Je suis de ce monde. Je suis de là. Je suis là. Je suis entré là. Entré un jour trop ancien pour que je m'en souvienne. Un jour. Entré un jour. Entré, je ne sais pas si c'est le mot. Entré. Un jour. Je ne sais pas si c'est le mot.
Je suis entré un jour dont je n'ai pas mémoire.
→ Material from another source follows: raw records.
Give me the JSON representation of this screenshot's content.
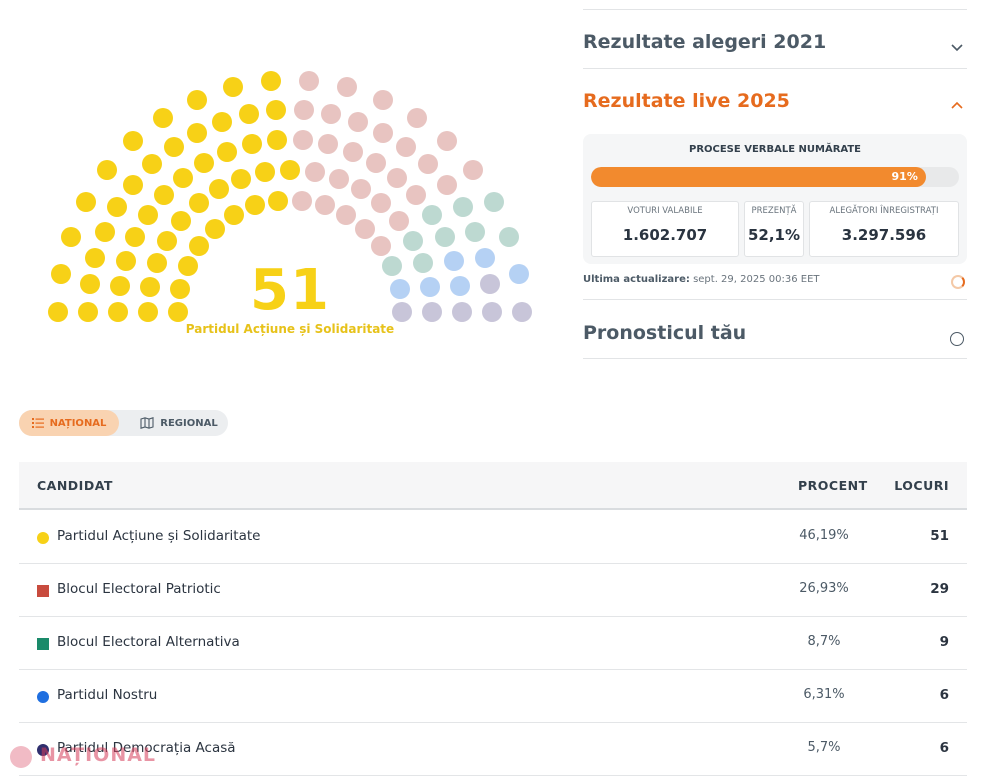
{
  "hemicycle": {
    "leading_seats": "51",
    "leading_party": "Partidul Acțiune și Solidaritate",
    "seat_groups": [
      {
        "party": "Partidul Acțiune și Solidaritate",
        "seats": 51,
        "color": "#f7d117"
      },
      {
        "party": "Blocul Electoral Patriotic",
        "seats": 29,
        "color": "#e8c4c1"
      },
      {
        "party": "Blocul Electoral Alternativa",
        "seats": 9,
        "color": "#bdd9d1"
      },
      {
        "party": "Partidul Nostru",
        "seats": 6,
        "color": "#b5d1f4"
      },
      {
        "party": "Partidul Democrația Acasă",
        "seats": 6,
        "color": "#c8c5d9"
      }
    ]
  },
  "accordion": {
    "results_2021": "Rezultate alegeri 2021",
    "live_2025": "Rezultate live 2025",
    "forecast": "Pronosticul tău"
  },
  "live": {
    "counted_label": "PROCESE VERBALE NUMĂRATE",
    "progress_percent": 91,
    "progress_text": "91%",
    "stats": [
      {
        "label": "VOTURI VALABILE",
        "value": "1.602.707"
      },
      {
        "label": "PREZENȚĂ",
        "value": "52,1%"
      },
      {
        "label": "ALEGĂTORI ÎNREGISTRAȚI",
        "value": "3.297.596"
      }
    ],
    "update_label": "Ultima actualizare:",
    "update_time": "sept. 29, 2025 00:36 EET"
  },
  "view_toggle": {
    "national": "NAȚIONAL",
    "regional": "REGIONAL"
  },
  "table": {
    "headers": {
      "candidate": "CANDIDAT",
      "percent": "PROCENT",
      "seats": "LOCURI"
    },
    "rows": [
      {
        "name": "Partidul Acțiune și Solidaritate",
        "percent": "46,19%",
        "seats": "51",
        "color": "#f7d117",
        "shape": "circle"
      },
      {
        "name": "Blocul Electoral Patriotic",
        "percent": "26,93%",
        "seats": "29",
        "color": "#c84b3e",
        "shape": "square"
      },
      {
        "name": "Blocul Electoral Alternativa",
        "percent": "8,7%",
        "seats": "9",
        "color": "#1a8a6a",
        "shape": "square"
      },
      {
        "name": "Partidul Nostru",
        "percent": "6,31%",
        "seats": "6",
        "color": "#1f6fe0",
        "shape": "circle"
      },
      {
        "name": "Partidul Democrația Acasă",
        "percent": "5,7%",
        "seats": "6",
        "color": "#2f2f6e",
        "shape": "circle"
      }
    ]
  },
  "watermark": "NAȚIONAL"
}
Je suis là. Depuis que j'ai ouvert les yeux je cours sous le couvercle d'un grand feu sec ou sous la paume d'un vide noir piqué de petits feux.
Je cours sous l'un ou l'autre. Sous le grand feu ou sous la paume noire. Je ne sais pas si ce sont les mots, le feu, la paume.
Mon monde est un chemin que je connais mais qui parfois m'échappe, un sentier, une piste coupée d'angles. Avec des pièges qui font mal.
Des fois, je jette mes cornes aux parois, elles font des traces brunes et sanglantes que je retrouve sur mon chemin, après, longtemps après, des feux et des paumes passés.
Je touche la trace sur le mur, ça me fait drôle de trouver mon odeur et la couleur qui vient de moi, ça fait un peu mal au ventre. Je reste longtemps à regarder ma couleur, à sentir ma trace. Je ne sais pas pourquoi, mais j'ai de la peine quand je vois que je suis revenu là où j'ai eu de la colère. Quand j'ai cogné le mur j'avais de la colère et j'ai laissé la trace, et mon odeur, mon odeur de colère. Et de la retrouver, la colère me revient. Et ça me fait de la peine.

Je ne suis pas seul. Enfin je suis seul mais parfois on vient sur mon chemin. Je suis content quand on vient. Des créatures. Je ne sais pas si c'est le mot. Créatures. Les créatures sont sur mon chemin. Elles sont entrées. Je ne sais pas comment. Je n'arrive pas à savoir. Elles sont de derrière les murs. Sur un autre chemin. Elles se trompent de chemin. Ou peut-être qu'elles viennent me chercher ? Jouer avec moi ?
Hors de mon monde, les créatures chantent. Je les écoute parfois. Je comprends que c'est loin. Elles doivent être nombreuses ou bien ce sont les mêmes qui reviennent. Mais ça, je ne crois pas. Je crois qu'elles sont nombreuses.
Parfois elles entrent chez moi et sont sur mon chemin. Je les accueille dans un cri de joie. Elles tombent et ne chantent plus.
Je n'aime pas qu'elles tombent.
Je cours seul ensuite entre les murs de mon monde, sous le grand feu sec ou le vide noir avec de temps en temps, un gros caillou blanc jeté contre ce vide, et qui ne tombe pas.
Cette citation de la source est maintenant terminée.